Sally Albiso Poetry Book Award
My poetry manuscript — The Pear Tree: Elegy for a Farm — has won the 2023 Sally Albiso Poetry Award from MoonPath Press.
I’m feeling stunned and honored and — even after a week has gone by — a bit disbelieving.
I’ve shared here some of my process in cobbling this book together, but just to recap, it’s the book that wouldn’t lie down and be “done.” Three years ago in a Hugo House course taught by Deborah Woodard, I rather shamefacedly introduced myself by saying I was working on a book of poems about losing my parents, adding, “I really should be finished with these poems.”
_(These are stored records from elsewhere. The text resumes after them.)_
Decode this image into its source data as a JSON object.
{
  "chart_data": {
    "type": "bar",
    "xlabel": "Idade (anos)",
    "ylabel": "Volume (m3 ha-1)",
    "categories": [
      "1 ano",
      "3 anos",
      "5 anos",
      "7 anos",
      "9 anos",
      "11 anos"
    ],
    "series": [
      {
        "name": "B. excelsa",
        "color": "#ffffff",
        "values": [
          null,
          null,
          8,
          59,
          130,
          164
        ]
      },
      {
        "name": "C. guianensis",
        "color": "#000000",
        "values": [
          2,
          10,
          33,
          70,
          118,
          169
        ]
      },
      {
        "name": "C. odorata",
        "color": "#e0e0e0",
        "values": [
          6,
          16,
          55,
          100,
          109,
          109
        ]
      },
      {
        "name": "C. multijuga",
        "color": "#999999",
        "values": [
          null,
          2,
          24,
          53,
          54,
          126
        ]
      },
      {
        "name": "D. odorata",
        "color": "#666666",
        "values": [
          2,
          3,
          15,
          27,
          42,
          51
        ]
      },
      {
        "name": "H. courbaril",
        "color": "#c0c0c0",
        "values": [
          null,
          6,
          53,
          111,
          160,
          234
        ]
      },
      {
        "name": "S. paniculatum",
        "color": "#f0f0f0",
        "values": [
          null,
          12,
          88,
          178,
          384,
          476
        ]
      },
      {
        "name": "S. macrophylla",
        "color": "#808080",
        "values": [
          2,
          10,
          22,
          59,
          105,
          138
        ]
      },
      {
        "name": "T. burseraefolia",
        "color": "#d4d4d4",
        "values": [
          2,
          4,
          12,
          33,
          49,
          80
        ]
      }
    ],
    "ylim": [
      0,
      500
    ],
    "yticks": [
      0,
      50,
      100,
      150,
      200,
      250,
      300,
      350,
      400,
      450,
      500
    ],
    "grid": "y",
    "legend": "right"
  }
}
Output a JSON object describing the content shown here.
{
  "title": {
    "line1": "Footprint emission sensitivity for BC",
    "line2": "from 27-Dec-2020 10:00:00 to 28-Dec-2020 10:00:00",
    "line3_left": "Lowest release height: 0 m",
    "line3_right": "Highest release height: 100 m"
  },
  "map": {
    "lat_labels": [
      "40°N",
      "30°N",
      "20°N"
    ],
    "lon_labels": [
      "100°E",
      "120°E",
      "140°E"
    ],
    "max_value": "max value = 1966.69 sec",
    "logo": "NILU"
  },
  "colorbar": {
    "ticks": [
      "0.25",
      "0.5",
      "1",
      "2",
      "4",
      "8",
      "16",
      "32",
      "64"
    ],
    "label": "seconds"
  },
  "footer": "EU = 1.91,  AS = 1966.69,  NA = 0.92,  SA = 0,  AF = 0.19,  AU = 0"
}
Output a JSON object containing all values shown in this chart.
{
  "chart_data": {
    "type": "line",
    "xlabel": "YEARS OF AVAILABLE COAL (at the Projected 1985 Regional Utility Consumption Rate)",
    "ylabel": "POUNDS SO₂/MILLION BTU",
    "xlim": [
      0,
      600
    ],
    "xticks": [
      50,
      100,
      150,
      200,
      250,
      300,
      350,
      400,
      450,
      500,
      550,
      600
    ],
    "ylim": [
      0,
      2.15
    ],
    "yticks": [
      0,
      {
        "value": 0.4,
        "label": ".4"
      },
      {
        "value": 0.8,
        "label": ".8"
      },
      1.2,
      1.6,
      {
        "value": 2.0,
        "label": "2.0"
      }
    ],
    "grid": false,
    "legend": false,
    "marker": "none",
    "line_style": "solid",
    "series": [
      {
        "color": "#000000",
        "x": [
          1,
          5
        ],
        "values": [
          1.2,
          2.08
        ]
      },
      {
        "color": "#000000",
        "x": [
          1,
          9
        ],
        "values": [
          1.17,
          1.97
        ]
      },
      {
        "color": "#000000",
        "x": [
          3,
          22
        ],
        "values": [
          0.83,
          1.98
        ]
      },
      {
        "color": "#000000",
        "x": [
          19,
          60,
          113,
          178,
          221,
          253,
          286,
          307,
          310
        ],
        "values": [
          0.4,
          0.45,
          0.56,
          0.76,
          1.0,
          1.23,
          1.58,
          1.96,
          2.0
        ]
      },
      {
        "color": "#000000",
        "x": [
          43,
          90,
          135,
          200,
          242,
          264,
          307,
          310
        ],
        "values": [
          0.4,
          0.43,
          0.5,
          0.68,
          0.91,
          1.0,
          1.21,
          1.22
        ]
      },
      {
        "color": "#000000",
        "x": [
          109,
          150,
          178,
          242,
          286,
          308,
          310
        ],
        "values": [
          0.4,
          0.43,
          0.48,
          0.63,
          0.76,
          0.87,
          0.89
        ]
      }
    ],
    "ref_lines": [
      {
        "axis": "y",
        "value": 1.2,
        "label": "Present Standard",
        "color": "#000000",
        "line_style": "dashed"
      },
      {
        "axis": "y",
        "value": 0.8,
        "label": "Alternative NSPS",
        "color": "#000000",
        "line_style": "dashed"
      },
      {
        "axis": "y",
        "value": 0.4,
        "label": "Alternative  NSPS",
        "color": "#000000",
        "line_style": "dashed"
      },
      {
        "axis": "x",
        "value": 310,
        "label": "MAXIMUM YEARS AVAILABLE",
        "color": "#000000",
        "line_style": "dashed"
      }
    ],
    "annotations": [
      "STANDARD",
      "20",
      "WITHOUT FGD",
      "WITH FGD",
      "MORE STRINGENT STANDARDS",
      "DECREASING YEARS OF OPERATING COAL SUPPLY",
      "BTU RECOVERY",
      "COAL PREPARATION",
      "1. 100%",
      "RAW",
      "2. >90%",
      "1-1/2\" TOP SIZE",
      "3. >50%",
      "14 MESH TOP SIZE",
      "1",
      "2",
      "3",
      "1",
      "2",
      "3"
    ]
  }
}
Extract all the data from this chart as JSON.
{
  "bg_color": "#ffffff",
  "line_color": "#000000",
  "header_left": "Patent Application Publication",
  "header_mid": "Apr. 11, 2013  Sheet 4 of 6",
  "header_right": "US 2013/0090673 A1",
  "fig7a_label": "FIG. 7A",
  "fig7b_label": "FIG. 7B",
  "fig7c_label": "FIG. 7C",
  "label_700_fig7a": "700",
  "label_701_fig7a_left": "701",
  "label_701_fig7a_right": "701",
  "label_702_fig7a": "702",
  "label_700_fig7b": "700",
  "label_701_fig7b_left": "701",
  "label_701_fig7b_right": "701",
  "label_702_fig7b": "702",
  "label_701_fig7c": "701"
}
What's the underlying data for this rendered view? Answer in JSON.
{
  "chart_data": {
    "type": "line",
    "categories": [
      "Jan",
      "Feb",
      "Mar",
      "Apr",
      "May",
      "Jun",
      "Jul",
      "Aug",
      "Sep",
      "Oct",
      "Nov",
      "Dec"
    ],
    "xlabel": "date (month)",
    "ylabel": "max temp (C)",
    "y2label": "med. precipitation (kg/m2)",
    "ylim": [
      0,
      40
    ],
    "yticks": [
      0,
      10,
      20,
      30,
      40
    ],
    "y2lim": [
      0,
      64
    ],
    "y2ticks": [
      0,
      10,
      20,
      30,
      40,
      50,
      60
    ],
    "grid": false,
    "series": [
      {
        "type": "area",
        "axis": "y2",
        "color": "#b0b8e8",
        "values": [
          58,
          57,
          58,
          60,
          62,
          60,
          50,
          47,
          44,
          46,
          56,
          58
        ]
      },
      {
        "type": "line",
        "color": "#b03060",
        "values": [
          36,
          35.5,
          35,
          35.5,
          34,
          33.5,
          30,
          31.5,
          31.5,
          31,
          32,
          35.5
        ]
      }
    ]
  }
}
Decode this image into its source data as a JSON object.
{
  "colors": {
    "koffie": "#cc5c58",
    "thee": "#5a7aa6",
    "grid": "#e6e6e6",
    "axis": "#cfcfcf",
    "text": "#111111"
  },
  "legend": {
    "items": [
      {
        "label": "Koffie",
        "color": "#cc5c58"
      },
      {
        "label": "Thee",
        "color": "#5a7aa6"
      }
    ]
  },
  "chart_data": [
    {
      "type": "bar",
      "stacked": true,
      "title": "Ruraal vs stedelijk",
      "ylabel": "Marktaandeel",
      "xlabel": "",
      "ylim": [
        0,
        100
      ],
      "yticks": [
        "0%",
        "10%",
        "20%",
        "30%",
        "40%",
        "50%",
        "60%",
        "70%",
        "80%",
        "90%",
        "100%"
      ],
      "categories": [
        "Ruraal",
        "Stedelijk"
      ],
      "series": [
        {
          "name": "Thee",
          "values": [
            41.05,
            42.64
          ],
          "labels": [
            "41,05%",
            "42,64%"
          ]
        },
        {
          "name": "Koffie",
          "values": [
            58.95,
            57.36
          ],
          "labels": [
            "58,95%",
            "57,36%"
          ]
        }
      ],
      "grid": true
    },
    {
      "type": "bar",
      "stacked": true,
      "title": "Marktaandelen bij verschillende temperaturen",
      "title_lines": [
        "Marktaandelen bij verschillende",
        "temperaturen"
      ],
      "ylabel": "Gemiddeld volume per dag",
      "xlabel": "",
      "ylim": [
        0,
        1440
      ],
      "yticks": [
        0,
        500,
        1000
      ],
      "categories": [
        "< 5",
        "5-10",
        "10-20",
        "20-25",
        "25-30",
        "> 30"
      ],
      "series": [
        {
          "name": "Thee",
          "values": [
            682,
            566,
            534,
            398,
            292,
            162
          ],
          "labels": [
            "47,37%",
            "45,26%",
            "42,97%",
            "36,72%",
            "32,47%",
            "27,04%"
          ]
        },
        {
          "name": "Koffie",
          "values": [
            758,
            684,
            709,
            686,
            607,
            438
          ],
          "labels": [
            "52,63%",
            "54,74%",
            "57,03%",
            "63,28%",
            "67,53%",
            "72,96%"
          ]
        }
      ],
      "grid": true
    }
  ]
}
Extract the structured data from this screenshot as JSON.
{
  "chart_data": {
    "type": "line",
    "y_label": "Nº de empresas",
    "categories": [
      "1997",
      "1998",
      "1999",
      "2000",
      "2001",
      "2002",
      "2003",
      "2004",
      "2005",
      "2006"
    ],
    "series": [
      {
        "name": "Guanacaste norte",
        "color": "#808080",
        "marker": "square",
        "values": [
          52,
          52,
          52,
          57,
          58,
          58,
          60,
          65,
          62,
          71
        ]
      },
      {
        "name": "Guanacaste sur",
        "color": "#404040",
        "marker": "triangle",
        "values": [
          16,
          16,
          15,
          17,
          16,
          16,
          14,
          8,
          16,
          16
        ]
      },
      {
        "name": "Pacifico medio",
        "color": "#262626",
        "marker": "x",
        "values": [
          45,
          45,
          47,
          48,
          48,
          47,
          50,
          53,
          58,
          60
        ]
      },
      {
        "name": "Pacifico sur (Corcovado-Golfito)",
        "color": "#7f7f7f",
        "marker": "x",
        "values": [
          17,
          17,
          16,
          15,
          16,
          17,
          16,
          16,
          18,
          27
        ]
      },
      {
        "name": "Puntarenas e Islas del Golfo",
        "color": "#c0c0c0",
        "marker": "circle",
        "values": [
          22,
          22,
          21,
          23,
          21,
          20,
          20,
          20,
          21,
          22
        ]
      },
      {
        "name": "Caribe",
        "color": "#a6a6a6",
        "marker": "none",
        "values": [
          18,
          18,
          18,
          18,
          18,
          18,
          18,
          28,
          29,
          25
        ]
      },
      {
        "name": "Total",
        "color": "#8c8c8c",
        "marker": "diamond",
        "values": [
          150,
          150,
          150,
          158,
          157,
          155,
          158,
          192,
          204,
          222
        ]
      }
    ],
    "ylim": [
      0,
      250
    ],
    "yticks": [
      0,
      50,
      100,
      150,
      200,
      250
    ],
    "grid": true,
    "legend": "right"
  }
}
Deborah said, “Maybe the poems aren’t finished with you.”
That is exactly what it felt like. It’s about more than my mother and father; it’s about growing up on a farm, and it’s about giving up that farm after my dad’s death in 2010. It’s about letting go of trees, fields, cows, fences, wells, ponds, bee boxes, books, orchard trees, creeks, barns… It’s about my mother’s memory loss, and how keenly that paralleled our folding away the family place, the farm my grandfather had owned before my father owned it. It’s about…so much.
Last year I began sending the manuscript out as “Genesis” (meaning to evoke an idea of where I began, where I set out from), and despite having paid some hefty entrance fees, I withdrew it. It didn’t feel ready. Early this year I began sending it out again, rearranged, with poems added (and quite a few removed), with a stronger theme, or thread, poems about my maternal grandmother, running all the way through it, holding — I hoped — the long chronology together.
In May I reworked it yet again, and it was only then that I felt brave enough to retitle it as The Pear Tree.
I could not have been more shocked when it won. Lana Hechtman Ayers wrote in an email, “These are poems to feed the soul.”
They have certainly fed mine.
The book will be out this winter, and, never fear, I will be here, telling you all about it.